IGN Review of Ultimate Board Game Collection
No one seems to like chess any more. That's the vibe right now in the Nintendo nation, at least, as fan reaction to the upcoming
Wii Chess has been lukewarm at best – the idea of paying 30 bucks for a physical Wii game disc and only finding one board game available therein seems to not be sitting too well with most people's wallets. Well, increasing the number of available games doesn't seem to help. Ultimate Board Game Collection offers 11 other classic board games like checkers, backgammon and Reversi in addition to chess – but suffers from a poor presentation and lack of energy all around. Maybe you'd be better off just digging through the closet and getting out your old real world chess set.
Ultimate Board Game Collection is a title that first
came to the PlayStation 2 back in 2006, and then
went to the PSP early last year. As a portable game, it made more sense – after all,
Clubhouse Games took the same concept and created an amazing collection of parlor games for the Nintendo DS. But on the PS2 and again, here on the Wii, it's a confusing package. If you're going to be sitting at home anyway, why not just play with a tangible game set?
And even more odd is this Collection's selection, which has seen the overall number of games considerably reduced. Whereas the PlayStation installments offered over 20 different designs, this Wii version only has twelve.
They're separated into three categories – Classic, Family and Strategy. Choosing the Classic menu brings up your choice of the four games already mentioned up above – chess, checkers, Reversi and backgammon. Family offers jigsaw puzzles, Chinese Checkers, Wordcubes (you know it as Boggle) and Naval Battle (a.k.a. Battleship). Strategy rounds things out with Mahjong, a generic version of Connect Four, Sudoku puzzles and Gomoku, which is a game also sometimes called Pente.

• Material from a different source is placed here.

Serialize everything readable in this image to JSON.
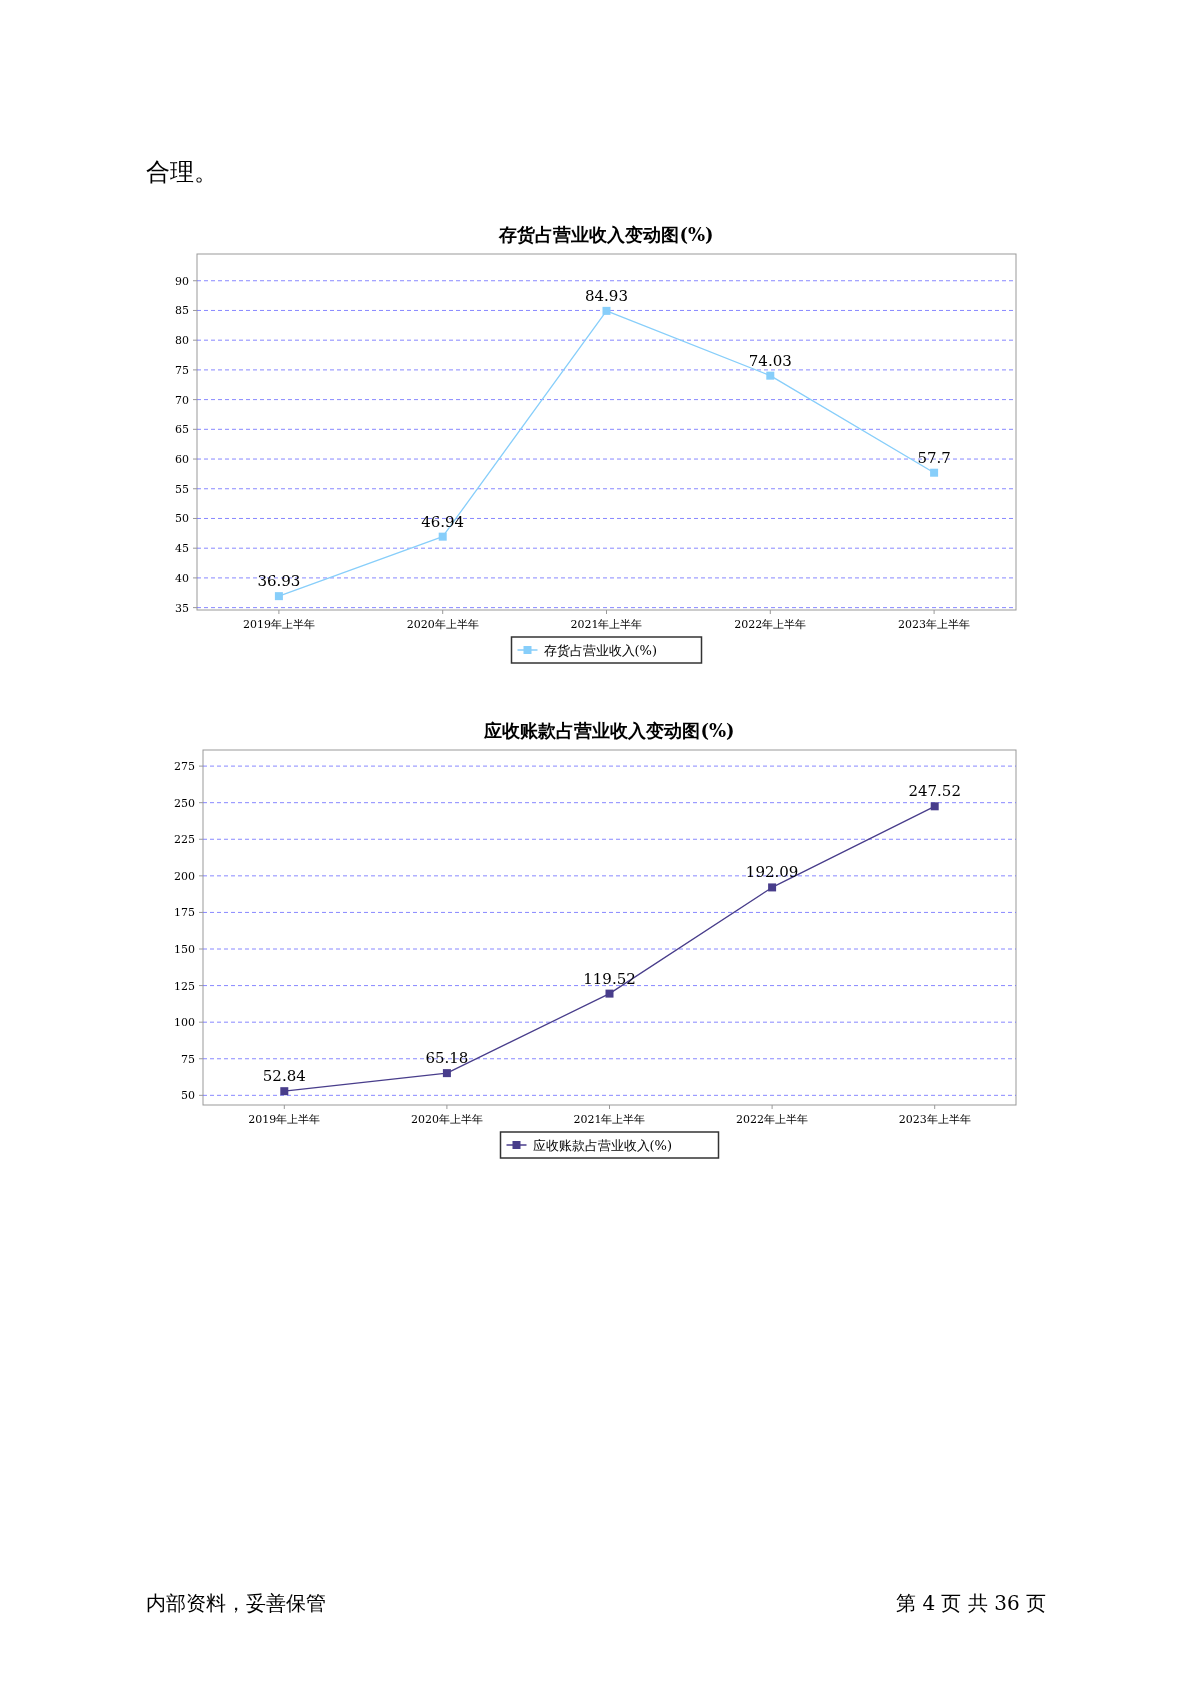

Most of these games are time-tested classics, and the strength of their designs is unquestionable. And Ultimate Board Game Collection does a fine job at properly presenting the standard rules and feel for most of them. But there are exceptions – Naval Battle, for example, seems like it's meant to be a clone of the traditional board game classic, Battleship. But it isn't turn-based – instead, it's a race against the computer (or a friend) to see who can bomb the most grid squares the fastest, with little strategy left to it at all. It's a design decision that effectively ruins the game.
Also questionable is the Sudoku implementation, which buzzes at you if you place a number incorrectly. The whole point of Sudoku is to figure out where the numbers go by yourself – if you're alerted every time you make a mistake, it defeats half of the purpose of playing in the first place. As it is, you can just keep picking numbers and placing them in the same open grid square until the game gives you the "correct" bell. My morning newspaper doesn't have that feature, and I think most players would prefer its absence.
Basic gesturing and pointing with the Wii Remote is used to play each game in Ultimate Board Game Collection, which could be called an advancement over the game's early iterations on PlayStation hardware. This aspect, though, is also sometimes flawed – selecting tiles in Mahjong, for instance, can demand a bit too much precision on your part. The game will buzz at you with a sharp, harsh tone (again, like in the Sudoku design) if you press the A Button while hovering over a locked tile.
And speaking of sound, the music that plays in the background throughout all of these games is one continuous, looping mix of three odd songs. It's some kind of techno/classical mash-up with sections that bleed into one another in such a way that the sound never drops out, but it's confusing to listen to. There's a woman's voice included, too, that speaks the phrase "Can I start again?" every few minutes. Is that intentional? It's impossible to tell. Maybe the sound designer for the game was unsatisfied with her work, asked if she could start over, and was rejected in her request – then somehow managed to accidentally include a recording of herself asking the question in the very music she was dissatisfied with.